Sympathoadrenal catecholamine secretion is exocytotic (all-or-none), releasing not just catecholamines but also the acidic proteins with which catecholamines are stored: chromogranins/secretogranins, quantitatively major components being chromogranin A (CHGA) and chromogranin B (CHGB). Both CHGA and CHGB seem to be necessary factors (?on/off switches?) in the biogenesis of catecholamine secretory vesicles. CHGA is cleaved to biologically active fragments, including the endogenously formed ?catestatin? that inhibits catecholamine and vesicular co-transmitter release; its specific inhibitory mechanism seems to be nicotinic cholinergic antagonism. Data collected in the initial stages of HL58120 include discovery of substantial and functional human genetic diversity (polymorphism) at the CHGA and CHGB loci, including 3 novel variants of catestatin with differential potency as nicotinic antagonists, and 8 common CHGA proximal promoter SNPs, giving rise to common CHGA promoter haplotypes with different transcriptional activities in chromaffin cells.
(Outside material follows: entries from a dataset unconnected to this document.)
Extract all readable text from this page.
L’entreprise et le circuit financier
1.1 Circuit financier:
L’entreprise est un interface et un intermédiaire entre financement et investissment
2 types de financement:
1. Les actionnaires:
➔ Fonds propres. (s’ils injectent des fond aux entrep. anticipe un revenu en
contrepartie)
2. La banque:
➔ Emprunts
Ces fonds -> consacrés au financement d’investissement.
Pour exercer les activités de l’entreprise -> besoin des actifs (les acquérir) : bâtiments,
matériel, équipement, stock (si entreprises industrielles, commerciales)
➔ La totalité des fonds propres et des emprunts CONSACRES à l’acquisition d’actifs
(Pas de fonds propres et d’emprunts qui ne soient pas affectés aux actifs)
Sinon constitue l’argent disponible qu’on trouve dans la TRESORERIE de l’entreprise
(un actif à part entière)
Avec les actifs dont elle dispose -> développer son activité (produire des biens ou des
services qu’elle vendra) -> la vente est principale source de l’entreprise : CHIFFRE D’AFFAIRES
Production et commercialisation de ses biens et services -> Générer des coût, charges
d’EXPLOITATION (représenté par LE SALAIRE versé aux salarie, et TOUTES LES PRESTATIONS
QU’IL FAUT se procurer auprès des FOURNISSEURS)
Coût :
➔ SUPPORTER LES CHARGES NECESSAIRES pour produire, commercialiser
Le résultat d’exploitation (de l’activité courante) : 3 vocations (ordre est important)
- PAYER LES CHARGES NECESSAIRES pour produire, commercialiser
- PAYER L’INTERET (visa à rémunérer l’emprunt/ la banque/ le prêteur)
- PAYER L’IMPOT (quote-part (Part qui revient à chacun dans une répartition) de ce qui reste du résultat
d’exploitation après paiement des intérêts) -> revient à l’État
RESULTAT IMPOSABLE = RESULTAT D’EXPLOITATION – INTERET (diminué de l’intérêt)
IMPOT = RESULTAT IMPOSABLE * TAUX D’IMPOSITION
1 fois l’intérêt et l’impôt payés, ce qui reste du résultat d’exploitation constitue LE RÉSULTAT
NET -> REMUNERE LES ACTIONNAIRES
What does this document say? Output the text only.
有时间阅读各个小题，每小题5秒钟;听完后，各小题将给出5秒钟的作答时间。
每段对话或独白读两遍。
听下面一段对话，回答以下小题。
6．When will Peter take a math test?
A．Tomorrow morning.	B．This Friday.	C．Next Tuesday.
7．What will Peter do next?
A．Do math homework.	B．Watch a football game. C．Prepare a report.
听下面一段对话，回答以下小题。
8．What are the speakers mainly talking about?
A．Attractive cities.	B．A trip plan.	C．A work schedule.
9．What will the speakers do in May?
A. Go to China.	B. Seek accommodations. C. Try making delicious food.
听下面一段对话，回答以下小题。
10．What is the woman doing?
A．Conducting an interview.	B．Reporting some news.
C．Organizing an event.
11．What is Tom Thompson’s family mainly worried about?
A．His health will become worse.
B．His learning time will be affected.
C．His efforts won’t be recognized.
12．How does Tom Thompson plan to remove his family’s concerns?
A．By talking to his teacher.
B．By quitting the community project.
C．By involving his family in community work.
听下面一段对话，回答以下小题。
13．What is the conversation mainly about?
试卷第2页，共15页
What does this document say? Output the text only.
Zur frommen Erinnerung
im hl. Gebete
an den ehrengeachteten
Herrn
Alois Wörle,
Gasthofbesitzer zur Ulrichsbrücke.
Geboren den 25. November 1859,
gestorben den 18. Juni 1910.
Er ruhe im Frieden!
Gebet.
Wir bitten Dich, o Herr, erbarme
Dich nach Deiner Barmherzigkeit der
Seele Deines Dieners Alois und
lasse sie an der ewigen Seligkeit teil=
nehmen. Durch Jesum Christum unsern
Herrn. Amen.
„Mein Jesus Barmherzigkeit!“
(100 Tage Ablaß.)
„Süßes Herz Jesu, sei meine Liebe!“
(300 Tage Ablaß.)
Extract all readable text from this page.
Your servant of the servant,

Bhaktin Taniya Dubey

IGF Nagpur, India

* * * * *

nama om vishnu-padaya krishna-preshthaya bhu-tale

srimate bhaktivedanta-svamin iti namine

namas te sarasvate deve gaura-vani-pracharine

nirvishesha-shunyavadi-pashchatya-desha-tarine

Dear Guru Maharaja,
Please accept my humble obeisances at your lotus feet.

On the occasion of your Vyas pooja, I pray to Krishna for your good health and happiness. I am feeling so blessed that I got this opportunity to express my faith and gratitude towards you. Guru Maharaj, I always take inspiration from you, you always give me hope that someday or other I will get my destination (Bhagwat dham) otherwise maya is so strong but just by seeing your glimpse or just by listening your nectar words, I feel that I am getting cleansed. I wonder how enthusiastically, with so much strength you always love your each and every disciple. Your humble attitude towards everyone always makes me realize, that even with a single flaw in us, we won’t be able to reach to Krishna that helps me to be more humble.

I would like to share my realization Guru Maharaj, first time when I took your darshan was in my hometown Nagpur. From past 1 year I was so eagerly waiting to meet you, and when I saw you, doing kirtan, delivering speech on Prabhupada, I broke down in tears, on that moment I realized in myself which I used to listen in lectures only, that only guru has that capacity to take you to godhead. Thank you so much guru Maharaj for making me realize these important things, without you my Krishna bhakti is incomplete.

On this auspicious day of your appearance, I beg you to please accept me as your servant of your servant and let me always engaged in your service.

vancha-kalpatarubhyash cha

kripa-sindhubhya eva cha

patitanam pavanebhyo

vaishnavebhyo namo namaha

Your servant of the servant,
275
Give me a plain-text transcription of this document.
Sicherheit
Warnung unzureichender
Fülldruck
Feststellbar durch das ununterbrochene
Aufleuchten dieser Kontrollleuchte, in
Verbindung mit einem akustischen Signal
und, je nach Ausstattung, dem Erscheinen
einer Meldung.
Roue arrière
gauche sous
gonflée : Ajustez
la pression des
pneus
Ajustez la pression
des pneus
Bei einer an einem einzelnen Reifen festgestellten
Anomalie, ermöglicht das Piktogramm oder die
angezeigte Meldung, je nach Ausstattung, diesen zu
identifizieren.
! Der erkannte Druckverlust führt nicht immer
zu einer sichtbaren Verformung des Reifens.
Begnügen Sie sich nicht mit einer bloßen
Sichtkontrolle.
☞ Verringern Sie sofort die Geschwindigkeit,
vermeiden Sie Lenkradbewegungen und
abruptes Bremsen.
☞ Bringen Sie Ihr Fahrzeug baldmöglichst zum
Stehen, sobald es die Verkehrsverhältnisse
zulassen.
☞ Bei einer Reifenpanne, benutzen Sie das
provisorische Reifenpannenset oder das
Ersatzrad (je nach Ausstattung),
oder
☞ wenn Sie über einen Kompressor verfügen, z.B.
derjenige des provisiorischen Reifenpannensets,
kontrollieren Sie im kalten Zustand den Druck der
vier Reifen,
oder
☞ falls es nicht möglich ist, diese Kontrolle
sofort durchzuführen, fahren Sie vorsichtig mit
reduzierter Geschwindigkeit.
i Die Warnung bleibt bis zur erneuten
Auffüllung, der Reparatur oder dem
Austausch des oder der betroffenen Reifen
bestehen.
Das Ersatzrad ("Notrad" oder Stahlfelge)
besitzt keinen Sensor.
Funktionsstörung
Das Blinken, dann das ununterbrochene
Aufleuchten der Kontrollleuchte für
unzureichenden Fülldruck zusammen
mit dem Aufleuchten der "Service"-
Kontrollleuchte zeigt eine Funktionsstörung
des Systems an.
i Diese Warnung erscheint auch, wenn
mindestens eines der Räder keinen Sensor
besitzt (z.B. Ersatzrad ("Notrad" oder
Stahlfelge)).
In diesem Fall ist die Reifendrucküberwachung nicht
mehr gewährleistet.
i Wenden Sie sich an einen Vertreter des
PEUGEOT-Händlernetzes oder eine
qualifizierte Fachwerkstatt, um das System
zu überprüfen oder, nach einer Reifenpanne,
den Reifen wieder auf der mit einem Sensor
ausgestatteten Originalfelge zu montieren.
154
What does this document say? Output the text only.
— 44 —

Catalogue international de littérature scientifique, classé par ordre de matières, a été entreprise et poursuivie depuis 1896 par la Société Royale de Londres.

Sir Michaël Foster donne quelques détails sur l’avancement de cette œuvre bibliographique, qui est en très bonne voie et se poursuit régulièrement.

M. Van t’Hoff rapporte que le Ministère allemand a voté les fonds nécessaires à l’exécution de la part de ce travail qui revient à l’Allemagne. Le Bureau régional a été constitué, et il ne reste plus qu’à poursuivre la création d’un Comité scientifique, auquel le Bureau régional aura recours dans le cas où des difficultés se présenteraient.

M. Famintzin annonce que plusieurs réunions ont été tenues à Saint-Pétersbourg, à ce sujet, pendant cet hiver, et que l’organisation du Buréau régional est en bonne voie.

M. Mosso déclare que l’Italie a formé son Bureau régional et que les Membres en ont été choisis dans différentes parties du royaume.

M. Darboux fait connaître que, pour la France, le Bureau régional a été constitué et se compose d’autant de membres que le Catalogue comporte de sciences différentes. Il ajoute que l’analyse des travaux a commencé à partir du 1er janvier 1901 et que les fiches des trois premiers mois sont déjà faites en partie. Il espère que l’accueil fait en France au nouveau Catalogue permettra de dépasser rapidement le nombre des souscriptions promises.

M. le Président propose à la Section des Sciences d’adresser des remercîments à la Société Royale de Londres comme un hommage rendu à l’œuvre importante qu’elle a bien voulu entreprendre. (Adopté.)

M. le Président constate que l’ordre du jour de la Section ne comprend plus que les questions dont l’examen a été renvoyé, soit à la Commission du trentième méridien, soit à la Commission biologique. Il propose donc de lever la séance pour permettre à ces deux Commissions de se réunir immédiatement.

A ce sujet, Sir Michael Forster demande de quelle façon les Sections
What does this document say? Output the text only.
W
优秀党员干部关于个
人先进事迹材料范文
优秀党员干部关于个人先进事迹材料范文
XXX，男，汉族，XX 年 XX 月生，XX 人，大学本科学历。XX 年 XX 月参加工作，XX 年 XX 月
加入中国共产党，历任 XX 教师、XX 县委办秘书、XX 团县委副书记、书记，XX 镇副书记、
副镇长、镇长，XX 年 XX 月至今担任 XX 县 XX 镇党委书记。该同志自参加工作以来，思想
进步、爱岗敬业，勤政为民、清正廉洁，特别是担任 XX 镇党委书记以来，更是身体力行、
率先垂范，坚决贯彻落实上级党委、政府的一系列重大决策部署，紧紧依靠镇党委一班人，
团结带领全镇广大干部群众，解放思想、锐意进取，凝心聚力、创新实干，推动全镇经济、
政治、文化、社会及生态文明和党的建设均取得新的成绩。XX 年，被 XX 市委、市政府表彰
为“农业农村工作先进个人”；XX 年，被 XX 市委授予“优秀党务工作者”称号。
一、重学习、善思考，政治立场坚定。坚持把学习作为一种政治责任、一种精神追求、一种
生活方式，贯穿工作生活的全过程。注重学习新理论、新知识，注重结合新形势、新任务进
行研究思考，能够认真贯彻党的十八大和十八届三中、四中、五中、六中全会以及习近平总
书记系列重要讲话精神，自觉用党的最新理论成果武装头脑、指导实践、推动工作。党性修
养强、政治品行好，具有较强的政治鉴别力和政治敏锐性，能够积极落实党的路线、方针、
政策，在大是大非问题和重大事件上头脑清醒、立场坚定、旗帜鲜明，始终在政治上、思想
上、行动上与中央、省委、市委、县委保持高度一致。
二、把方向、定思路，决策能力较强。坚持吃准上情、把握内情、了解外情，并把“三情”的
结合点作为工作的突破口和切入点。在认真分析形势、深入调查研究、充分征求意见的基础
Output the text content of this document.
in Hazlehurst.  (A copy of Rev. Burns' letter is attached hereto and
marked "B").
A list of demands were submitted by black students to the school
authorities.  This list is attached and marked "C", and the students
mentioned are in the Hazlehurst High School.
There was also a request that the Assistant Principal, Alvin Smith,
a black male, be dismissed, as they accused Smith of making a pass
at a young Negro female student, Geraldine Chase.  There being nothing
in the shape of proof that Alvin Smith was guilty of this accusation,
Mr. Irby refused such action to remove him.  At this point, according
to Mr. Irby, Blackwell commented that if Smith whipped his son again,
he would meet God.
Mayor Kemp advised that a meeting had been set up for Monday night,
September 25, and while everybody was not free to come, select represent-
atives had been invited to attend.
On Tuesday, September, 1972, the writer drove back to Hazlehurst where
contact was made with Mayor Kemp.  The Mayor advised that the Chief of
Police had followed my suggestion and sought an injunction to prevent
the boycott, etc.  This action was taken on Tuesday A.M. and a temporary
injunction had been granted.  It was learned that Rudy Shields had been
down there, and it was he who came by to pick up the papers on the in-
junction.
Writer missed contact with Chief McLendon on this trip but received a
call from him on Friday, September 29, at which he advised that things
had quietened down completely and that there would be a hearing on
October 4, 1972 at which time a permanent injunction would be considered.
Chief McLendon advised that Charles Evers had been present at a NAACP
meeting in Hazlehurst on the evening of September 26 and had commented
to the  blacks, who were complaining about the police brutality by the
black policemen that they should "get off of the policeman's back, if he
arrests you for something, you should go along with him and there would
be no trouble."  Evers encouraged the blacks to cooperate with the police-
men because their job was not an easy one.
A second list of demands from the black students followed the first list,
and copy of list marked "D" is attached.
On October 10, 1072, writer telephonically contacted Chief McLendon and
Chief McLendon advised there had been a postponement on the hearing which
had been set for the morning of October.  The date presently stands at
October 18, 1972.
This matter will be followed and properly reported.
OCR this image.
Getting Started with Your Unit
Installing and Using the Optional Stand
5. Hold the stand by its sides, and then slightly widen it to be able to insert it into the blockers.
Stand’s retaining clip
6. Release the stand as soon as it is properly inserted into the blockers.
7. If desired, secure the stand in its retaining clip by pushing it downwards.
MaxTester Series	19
Common CHGA promoter polymorphisms (especially G-988T) predicted plasma CHGA concentration. Common 3?-UTR polymorphisms in both CHGA (C+87T) and CHGB (C+85A) predicted heritable variation in stress blood pressure responses in human twins. CHGB expression cosegregated (LOD=5.84) with a novel locus on chromosome 11q24-q25, suggesting the presence of a previously uncharacterized major gene regulating human sympathetic outflow. We will therefore emphasize effects of common human genetic variation (polymorphism) at the CHGA and CHGB loci on their biosynthesis, release, cellular targets, and autonomic consequences. We will characterize the inhibitory effects of catestatin variants on nicotinic cholinergic receptors and their signal transduction, as well as vesicular co-transmitter release. We will explore whether polymorphisms at CHGA/catestatin and CHGB influence catecholamine release and autonomic physiology in vivo or in vitro. To explore the significance of such polymorphisms, we propose a series of 5 specific aims, in which questions give rise to testable hypotheses that can be confirmed or refuted by crucial experiments. The studies are designed to shed light upon heritable regulation of nicotinic receptor-mediated release of catecholamines, and their consequences for autonomic control of the circulation and hence genetic risk of hypertension.

交感肾上腺儿茶酚胺分泌是胞吐的（全或无），不仅释放儿茶酚胺，而且释放储存儿茶酚胺的酸性蛋白质：嗜铬粒蛋白/分泌粒蛋白，定量上主要组分是嗜铬粒蛋白A（CHGA）和嗜铬粒蛋白B（CHGB）。CHGA和CHGB似乎都是必要的因素（？开关（On/Off Switch）在儿茶酚胺分泌囊泡的生物发生中。CHGA被切割成生物活性片段，包括内源性形成的？catestatin？抑制儿茶酚胺和囊泡共递质释放;其特定的抑制机制似乎是烟碱胆碱能拮抗作用。在HL 58120的初始阶段收集的数据包括在CHGA和CHGB基因座发现了大量和功能性人类遗传多样性（多态性），包括作为烟碱拮抗剂具有不同效力的3种新型catestatin变体，以及8种常见的CHGA近端启动子SNP，从而产生了在嗜铬细胞中具有不同转录活性的常见CHGA启动子单倍型。常见的CHGA启动子多态性（尤其是G-988 T）可预测血浆CHGA浓度。 普通3？- CHGA（C+87 T）和CHGB（C+85 A）的UTR多态性预测了遗传性 人类双胞胎压力血压反应的变化。CHGB表达共分离 (LOD=5.84）与染色体11 q24-q25上的一个新位点，表明存在以前未表征的调节人类交感神经流出的主基因。因此，我们将强调在CHGA常见的人类遗传变异（多态性）的影响 和CHGB基因座对它们的生物合成、释放、细胞靶点和自主后果的影响。我们将表征catestatin变体对烟碱胆碱能受体及其信号转导的抑制作用，以及囊泡共递质释放。我们将探讨在CHGA/catestatin和CHGB的多态性是否影响体内或体外的儿茶酚胺释放和自主生理。为了探索这种多态性的意义，我们提出了一系列的5个具体目标，在这些目标中，问题会产生可验证的假设，这些假设可以通过关键实验来证实或反驳。这些研究旨在阐明烟碱受体介导的儿茶酚胺释放的遗传调节及其对循环自主控制的后果，从而揭示高血压的遗传风险。